Hours before a scathing report from a federal probe revealed “chaos” on Rikers Island, Department of Correction Commissioner Cynthia Brann stepped down from her post on May 31 after three years at the helm of the city’s prison system.
The latest report from the Nunez federal monitor describes “how the uniformed leadership in the jails perpetuates a chaotic environment plagued by operational failures that threaten security and chronic disruptions in basic services, such as recreation and commissary, that cause frustration and despair,” according to The Legal Aid Society.
The Correction Officers’ Benevolent Association blamed gross mismanagement during “one of the darkest chapters in the history of our agency” marked by record levels of jail violence.
Assemblywoman Jessica González-Rojas found another troubling development at the notorious prison complex involving solitary confinement.
Following an unannounced tour of the Rikers Island prison complex on May 7, González-Rojas called out the city’s Board of Correction plan to implement solitary confinement by another name and urged the panel to amend its proposed rules to “truly end solitary confinement” in New York City jails.
Solitary confinement in Rikers is once again at the forefront of Rikers’ woes as many lawmakers call on Mayor-elect Eric Adams to put an end to it. The prison also still faces staffing issues and COVID-19 spread among inmates and staff.
Police arrested a 14-year-old and 15-year-old on gang assault charges for the violent Juniper Valley Park beating that occurred on July 23, and was caught on camera.
A week prior to the arrests, a 44-year-old man was out walking his dog when he saw a group of kids lighting fireworks. According to the police, the victim confronted the group over the noise, leading to a violent beating.
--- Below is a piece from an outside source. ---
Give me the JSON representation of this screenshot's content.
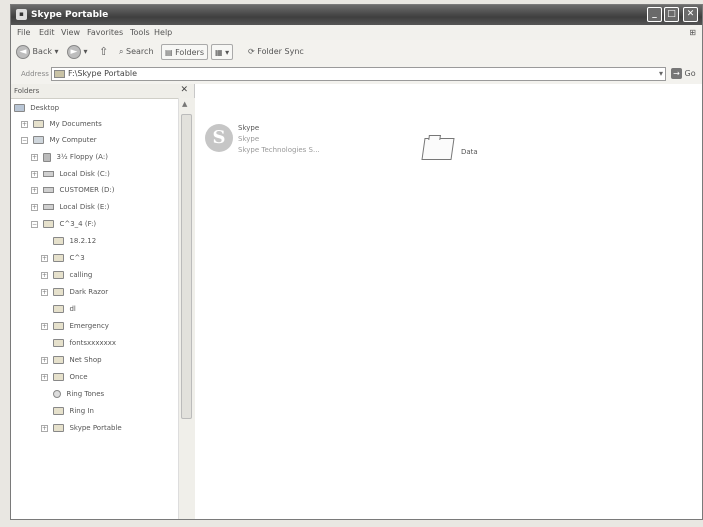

Councilman Robert Holden posted a video of the incident to his Facebook, saying he’d meet with the 104th Precinct to discuss the presence of officers in parks throughout his district.
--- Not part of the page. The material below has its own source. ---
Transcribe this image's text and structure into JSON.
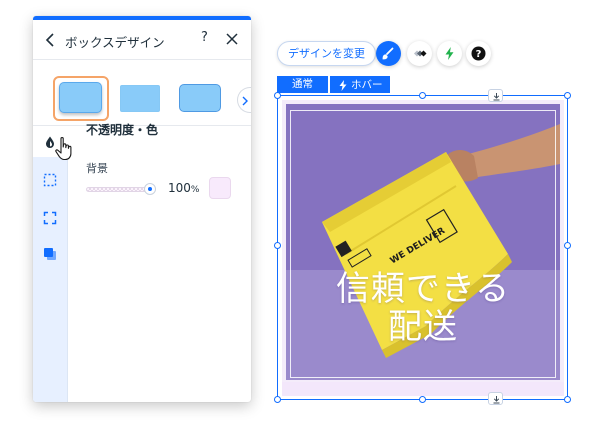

The video shows a large group of kids overcoming the victim and eventually beating him to the ground. Police said the man was able to get away and only had cuts and bruises.
An NYPD police spokesperson said the two boys from Queens were charged after their parents brought them to the 104th Precinct station house in Ridgewood.
The NYPD on Sept. 9 released a shocking new surveillance video of a seemingly well-planned fatal shooting that was carried out Sept. 6 near JFK Airport.
The haunting images caught on camera show that the shooting death of a 47-year-old St. Albans man was far more nefarious than a random shooting.
A man dressed in Hasidic garb was working on his white Nissan parked near the farmer Skyway Inn in South Ozone Park just before 8 a.m. on Sept. 6.
The suspect has the hood of his car open and he appears to tinker with the engine when the victim, identified as Jermaine Dixon of Georgia, approaches his own Ford Edge parked across the street.
Video shows that as Dixon opens his vehicle, the gunman rushed up behind him and shot him in the head. As Dixon falls into his vehicle, the suspect runs back to his vehicle, slams down the hood, and jumps into the driver’s seat, peeling away from the scene in a black and white Nissan sedan, police said.
EMS responded and pronounced Dixon dead at the scene. The investigation is still ongoing.